Когда мы вышли на воздух, я искал слова, чтобы выразить Матиасу мою печаль, но издал только беспомощное, жалобное бормотание.

Герцог посмотрел на меня с глубокой улыбкой и сказал:

– Человек – живая земля, которая превращается в мертвую землю. Мы все мертвы, только не знаем, кто когда и где будет похоронен.

Колетта исчезла, как отец Фролло и Пьер Гренгуар. Как Квазимодо. И как солнечный камень.

В Париже поговаривали, что Клод Фролло погиб во время штурма Нотр-Дама. Демон Квазимодо, который так долго служил архидьякону, забрал его душу той нечистой ночью и отправился с ней в ад. Люди будут недовольны, если они не смогут молоть чепухи.

Я остался у катаров. Если солнечный камень попал в руки к дреговитам – это была моя вина. Поэтому я хотел сделать все от меня зависящее, чтобы отвратить рок.

К тому же я помогал людям Вийона очистить их тайник в Латинском квартале. После предательства Колетты нельзя было сохранять уверенность. Многое было разрушено, другое – расчищено, самые важные подходы мы засыпали. Для демонтажа логической машины не хватало времени, так что мы разрубили ее вдребезги. Возможно, это лучшее, что можно сделать с такой дьявольской вещью.

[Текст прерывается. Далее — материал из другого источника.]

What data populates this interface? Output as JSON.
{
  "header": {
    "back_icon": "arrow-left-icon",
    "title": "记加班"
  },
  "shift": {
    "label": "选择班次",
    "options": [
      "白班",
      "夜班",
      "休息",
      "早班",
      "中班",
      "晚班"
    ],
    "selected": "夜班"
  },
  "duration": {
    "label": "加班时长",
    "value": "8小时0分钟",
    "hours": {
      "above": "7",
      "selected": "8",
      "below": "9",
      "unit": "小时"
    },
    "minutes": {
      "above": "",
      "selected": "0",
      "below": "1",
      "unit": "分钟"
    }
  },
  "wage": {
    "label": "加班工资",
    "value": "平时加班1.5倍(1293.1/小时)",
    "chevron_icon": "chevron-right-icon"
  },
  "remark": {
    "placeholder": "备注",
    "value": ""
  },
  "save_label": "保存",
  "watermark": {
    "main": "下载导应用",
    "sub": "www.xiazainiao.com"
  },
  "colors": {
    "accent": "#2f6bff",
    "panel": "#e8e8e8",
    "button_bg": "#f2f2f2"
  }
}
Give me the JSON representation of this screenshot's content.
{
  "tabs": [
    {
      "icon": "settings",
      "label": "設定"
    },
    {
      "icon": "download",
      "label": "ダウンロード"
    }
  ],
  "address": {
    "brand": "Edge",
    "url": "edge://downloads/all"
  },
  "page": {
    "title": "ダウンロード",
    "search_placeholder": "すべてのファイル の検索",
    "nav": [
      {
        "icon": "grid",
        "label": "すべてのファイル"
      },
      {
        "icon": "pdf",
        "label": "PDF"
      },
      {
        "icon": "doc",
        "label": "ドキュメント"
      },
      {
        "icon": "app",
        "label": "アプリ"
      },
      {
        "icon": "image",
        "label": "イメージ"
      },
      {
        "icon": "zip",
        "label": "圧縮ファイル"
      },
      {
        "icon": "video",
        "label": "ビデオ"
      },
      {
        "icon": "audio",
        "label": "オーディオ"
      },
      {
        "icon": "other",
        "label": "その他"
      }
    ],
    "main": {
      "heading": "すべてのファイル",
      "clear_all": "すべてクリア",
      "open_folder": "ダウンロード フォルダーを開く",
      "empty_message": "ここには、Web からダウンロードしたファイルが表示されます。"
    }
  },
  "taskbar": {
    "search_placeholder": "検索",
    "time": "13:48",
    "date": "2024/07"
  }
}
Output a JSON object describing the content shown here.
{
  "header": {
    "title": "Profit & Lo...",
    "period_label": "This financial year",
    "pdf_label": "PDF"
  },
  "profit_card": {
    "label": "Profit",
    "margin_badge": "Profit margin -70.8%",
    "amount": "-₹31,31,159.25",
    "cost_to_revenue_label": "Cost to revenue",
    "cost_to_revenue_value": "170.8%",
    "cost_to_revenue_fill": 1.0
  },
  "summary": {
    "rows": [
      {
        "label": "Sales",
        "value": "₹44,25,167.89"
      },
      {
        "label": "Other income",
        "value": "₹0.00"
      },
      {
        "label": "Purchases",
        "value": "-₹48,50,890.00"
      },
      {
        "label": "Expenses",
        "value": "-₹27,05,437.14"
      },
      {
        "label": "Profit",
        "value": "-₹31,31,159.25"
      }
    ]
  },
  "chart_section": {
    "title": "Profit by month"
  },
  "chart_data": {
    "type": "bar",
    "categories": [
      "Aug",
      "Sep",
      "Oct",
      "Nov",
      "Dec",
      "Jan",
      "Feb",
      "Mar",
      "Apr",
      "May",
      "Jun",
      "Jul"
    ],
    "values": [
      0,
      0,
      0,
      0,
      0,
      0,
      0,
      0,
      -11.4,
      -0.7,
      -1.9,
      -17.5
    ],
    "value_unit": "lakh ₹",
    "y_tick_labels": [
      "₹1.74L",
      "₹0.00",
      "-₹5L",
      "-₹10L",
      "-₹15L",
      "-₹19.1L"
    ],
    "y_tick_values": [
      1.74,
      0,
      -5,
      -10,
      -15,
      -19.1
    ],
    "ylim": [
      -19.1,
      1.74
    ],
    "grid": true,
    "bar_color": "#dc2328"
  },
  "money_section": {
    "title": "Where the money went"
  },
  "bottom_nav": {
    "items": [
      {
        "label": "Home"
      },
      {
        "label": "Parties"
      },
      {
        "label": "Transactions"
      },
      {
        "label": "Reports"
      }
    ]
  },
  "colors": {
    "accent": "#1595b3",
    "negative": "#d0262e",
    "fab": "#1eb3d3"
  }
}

Мы окунулись в старые убежища «братьев раковины». Вийон, итальянцы и я нашли приют на заднем дворе «Толстухи Марго». Когда мы за два вечера до начала ежегодной ярмарки сидели вместе в задней комнате таверны вместе с хозяйкой, она сказала:

– Я не могу поверить, что малышка – предательница. У нее доброе сердце.

– То, что она исчезла со смарагдом, говорит само за себя, – возразил Вийон. – У нее может быть доброе сердце, но именно оно и привело ее к фатальному решению. Чтобы спасти своего отца, она жертвует человечеством.

Я не принимал участия в разговоре. Кто бы мог понять, что я почти был рад предательству Колетты? Если ее чувства были сильнее, чем верность катарам, для меня, для нас обоих, возможно, еще не все потеряно. Ее клятва непорочности была цепью с хрупкими звеньями, которые могли разорвать два бьющихся друг для друга сердца.

Конечно, я знал, что хватаюсь за соломинку. Но таково сердце человека, оно цепляется даже за маленькое счастье, если над всем человечеством навис рок.